Beyond the Quiz: Real Self-Awareness

If you actually want to know what type of person you are, a quiz is the lazy way out. Real self-awareness comes from three places:

  1. Objective Observation: Look at your bank statement and your calendar. Those two things tell you more about your "type" than any quiz ever could. You say you value health, but where is your money going? You say you're an adventurer, but when was the last time you went somewhere new?
  2. External Feedback: Ask three people who love you—and one person who maybe doesn't like you that much—to describe you in three words. The overlap in their answers is the closest you'll get to the truth.
  3. Stress Testing: Who are you when things go wrong? Character isn't what you do on a sunny Tuesday; it's what you do when the car breaks down in the rain.

The next time you encounter a what type of person are you test, enjoy it for what it is: entertainment. It's a digital palm reading. If the results feel good, great. If they don't, remember that you aren't a series of data points in a database.

Actionable Steps for Personal Insight:

  • Audit your habits: For one week, track how you respond to small stressors. Are you a "fixer" or a "flee-er"?
  • Take the Big Five: If you must take a test, use a validated version like the IPIP-NEO. It’s less flashy but more grounded in reality.
  • Question the "Type": Whenever you find yourself saying "I'm just the kind of person who...", stop. Ask if that's a truth or just a comfortable cage you've built for yourself.
  • Seek "360 Feedback": In a professional setting, prioritize peer reviews over personality scores. Human observation beats algorithmic sorting every time.

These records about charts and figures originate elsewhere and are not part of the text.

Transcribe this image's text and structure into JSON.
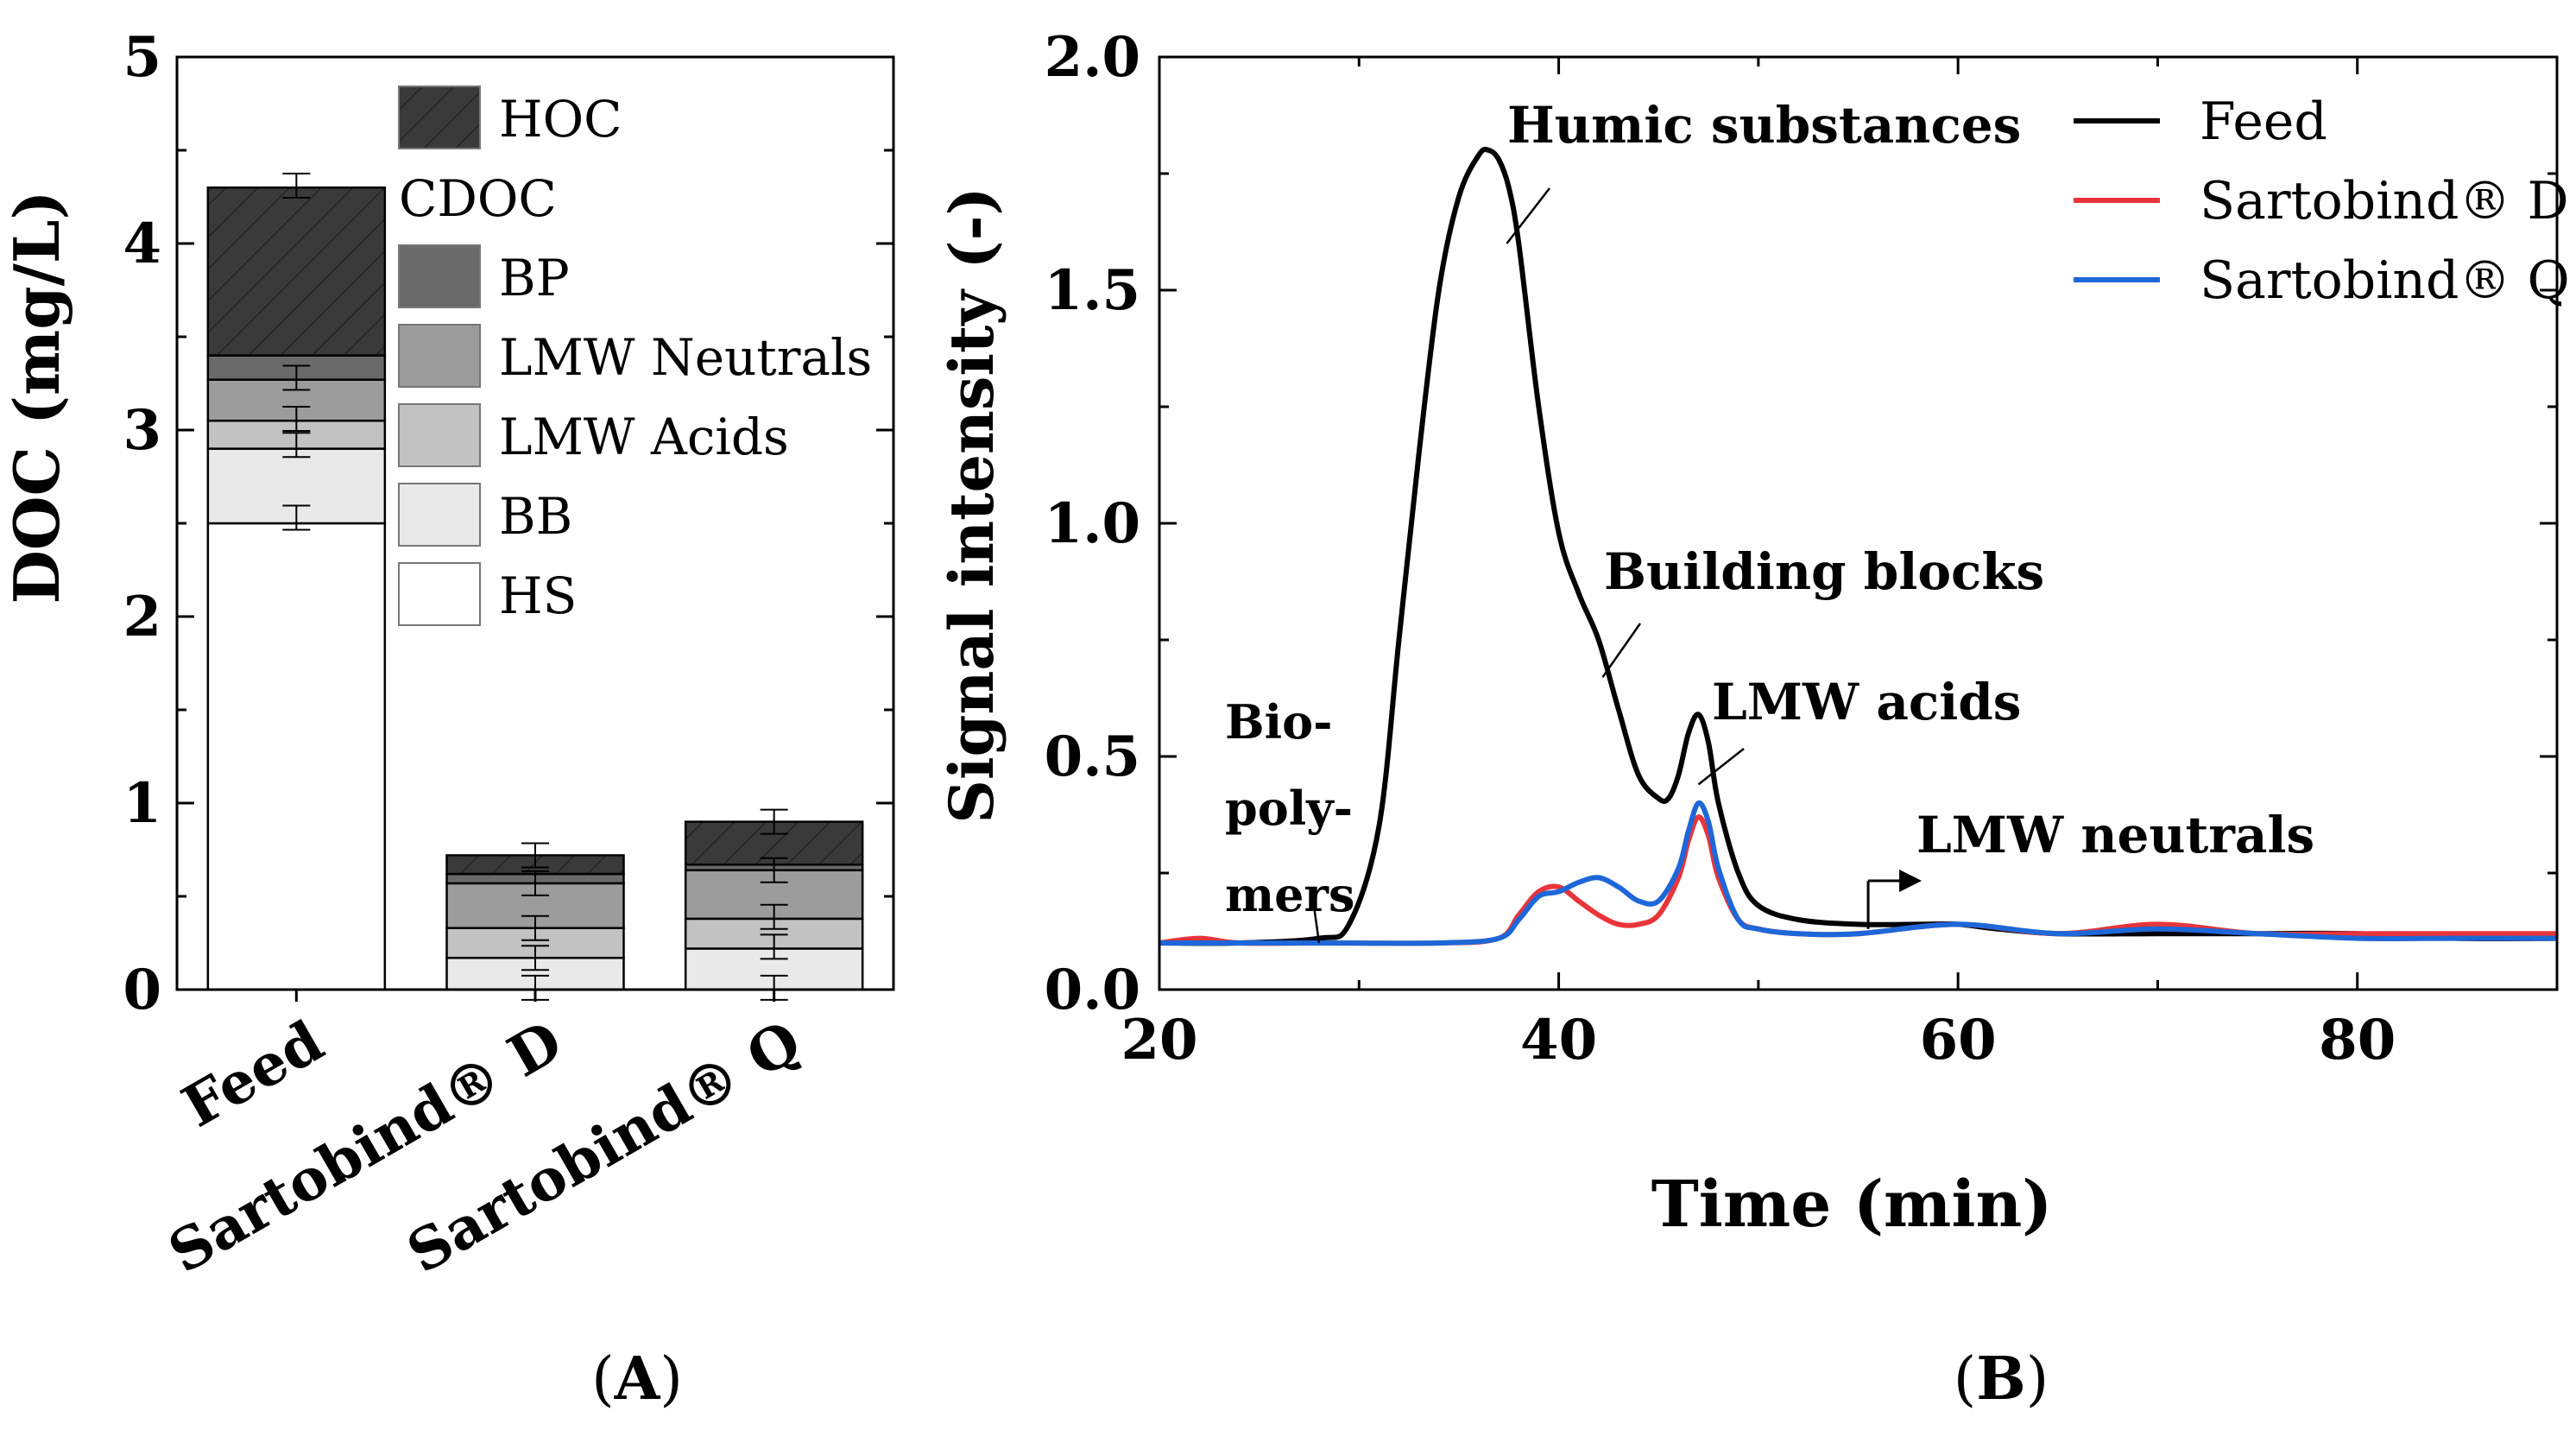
{
  "chart_data": [
    {
      "panel": "(A)",
      "panel_letter": "A",
      "type": "bar",
      "stacked": true,
      "ylabel": "DOC (mg/L)",
      "xlabel": "",
      "ylim": [
        0,
        5
      ],
      "yticks": [
        0,
        1,
        2,
        3,
        4,
        5
      ],
      "categories": [
        "Feed",
        "Sartobind® D",
        "Sartobind® Q"
      ],
      "series": [
        {
          "name": "HS",
          "values": [
            2.5,
            0.0,
            0.0
          ],
          "color": "#ffffff",
          "hatch": false
        },
        {
          "name": "BB",
          "values": [
            0.4,
            0.17,
            0.22
          ],
          "color": "#e9e9e9",
          "hatch": false
        },
        {
          "name": "LMW Acids",
          "values": [
            0.15,
            0.16,
            0.16
          ],
          "color": "#c2c2c2",
          "hatch": false
        },
        {
          "name": "LMW Neutrals",
          "values": [
            0.22,
            0.24,
            0.26
          ],
          "color": "#9c9c9c",
          "hatch": false
        },
        {
          "name": "BP",
          "values": [
            0.13,
            0.05,
            0.03
          ],
          "color": "#6a6a6a",
          "hatch": false
        },
        {
          "name": "HOC",
          "values": [
            0.9,
            0.1,
            0.23
          ],
          "color": "#3a3a3a",
          "hatch": true
        }
      ],
      "error_bars": [
        [
          2.53,
          2.92,
          3.06,
          3.28,
          4.31
        ],
        [
          0.01,
          0.17,
          0.33,
          0.57,
          0.72
        ],
        [
          0.01,
          0.23,
          0.39,
          0.64,
          0.9
        ]
      ],
      "legend_group_label": "CDOC",
      "legend_order": [
        "HOC",
        "CDOC",
        "BP",
        "LMW Neutrals",
        "LMW Acids",
        "BB",
        "HS"
      ],
      "legend_position": "top-right"
    },
    {
      "panel": "(B)",
      "panel_letter": "B",
      "type": "line",
      "xlabel": "Time (min)",
      "ylabel": "Signal intensity (-)",
      "xlim": [
        20,
        90
      ],
      "ylim": [
        0,
        2.0
      ],
      "xticks": [
        20,
        40,
        60,
        80
      ],
      "yticks": [
        "0.0",
        "0.5",
        "1.0",
        "1.5",
        "2.0"
      ],
      "legend_position": "top-right",
      "series": [
        {
          "name": "Feed",
          "color": "#000000",
          "x": [
            20,
            24,
            28,
            29.5,
            31,
            32,
            33,
            34,
            35,
            36,
            36.5,
            37,
            37.5,
            38,
            39,
            40,
            41,
            42,
            43,
            44,
            45,
            45.5,
            46,
            46.5,
            47,
            47.5,
            48,
            49,
            50,
            52,
            55,
            58,
            60,
            62,
            65,
            70,
            75,
            80,
            85,
            90
          ],
          "y": [
            0.1,
            0.1,
            0.11,
            0.14,
            0.35,
            0.75,
            1.15,
            1.5,
            1.7,
            1.79,
            1.8,
            1.78,
            1.72,
            1.6,
            1.25,
            0.98,
            0.85,
            0.75,
            0.6,
            0.46,
            0.41,
            0.41,
            0.46,
            0.55,
            0.59,
            0.53,
            0.4,
            0.25,
            0.18,
            0.15,
            0.14,
            0.14,
            0.14,
            0.13,
            0.12,
            0.12,
            0.12,
            0.12,
            0.11,
            0.11
          ]
        },
        {
          "name": "Sartobind® D",
          "color": "#e8353b",
          "x": [
            20,
            22,
            24,
            28,
            34,
            37,
            38,
            39,
            40,
            41,
            42,
            43,
            44,
            45,
            46,
            46.5,
            47,
            47.5,
            48,
            49,
            50,
            52,
            55,
            60,
            65,
            70,
            75,
            80,
            85,
            90
          ],
          "y": [
            0.1,
            0.11,
            0.1,
            0.1,
            0.1,
            0.11,
            0.16,
            0.21,
            0.22,
            0.19,
            0.16,
            0.14,
            0.14,
            0.16,
            0.24,
            0.32,
            0.37,
            0.33,
            0.24,
            0.15,
            0.13,
            0.12,
            0.12,
            0.14,
            0.12,
            0.14,
            0.12,
            0.12,
            0.12,
            0.12
          ]
        },
        {
          "name": "Sartobind® Q",
          "color": "#1e67d8",
          "x": [
            20,
            24,
            28,
            34,
            37,
            38,
            39,
            40,
            41,
            42,
            43,
            44,
            45,
            46,
            46.5,
            47,
            47.5,
            48,
            49,
            50,
            52,
            55,
            60,
            65,
            70,
            75,
            80,
            85,
            90
          ],
          "y": [
            0.1,
            0.1,
            0.1,
            0.1,
            0.11,
            0.15,
            0.2,
            0.21,
            0.23,
            0.24,
            0.22,
            0.19,
            0.19,
            0.26,
            0.34,
            0.4,
            0.36,
            0.26,
            0.15,
            0.13,
            0.12,
            0.12,
            0.14,
            0.12,
            0.13,
            0.12,
            0.11,
            0.11,
            0.11
          ]
        }
      ],
      "annotations": [
        {
          "text": "Humic substances",
          "x": 37.4,
          "y": 1.6
        },
        {
          "text": "Building blocks",
          "x": 42.2,
          "y": 0.67
        },
        {
          "text": "LMW acids",
          "x": 47,
          "y": 0.44
        },
        {
          "text": "Bio-",
          "x": 28,
          "y": 0.1
        },
        {
          "text": "poly-",
          "x": 28,
          "y": 0.1
        },
        {
          "text": "mers",
          "x": 28,
          "y": 0.1
        },
        {
          "text": "LMW neutrals",
          "x": 55.5,
          "y": 0.13
        }
      ]
    }
  ]
}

Personality is fluid. You are allowed to be an introvert at parties and a lion in the boardroom. You are allowed to be a messy artist and a meticulous accountant. Don't let a 20-question quiz tell you that you're only one thing. The most interesting people are the ones who don't fit into any bucket at all.

Focus on who you want to become tomorrow, rather than trying to categorize who you were yesterday. That’s where the real growth happens. Forget the labels and just do the work. The "type" will take care of itself.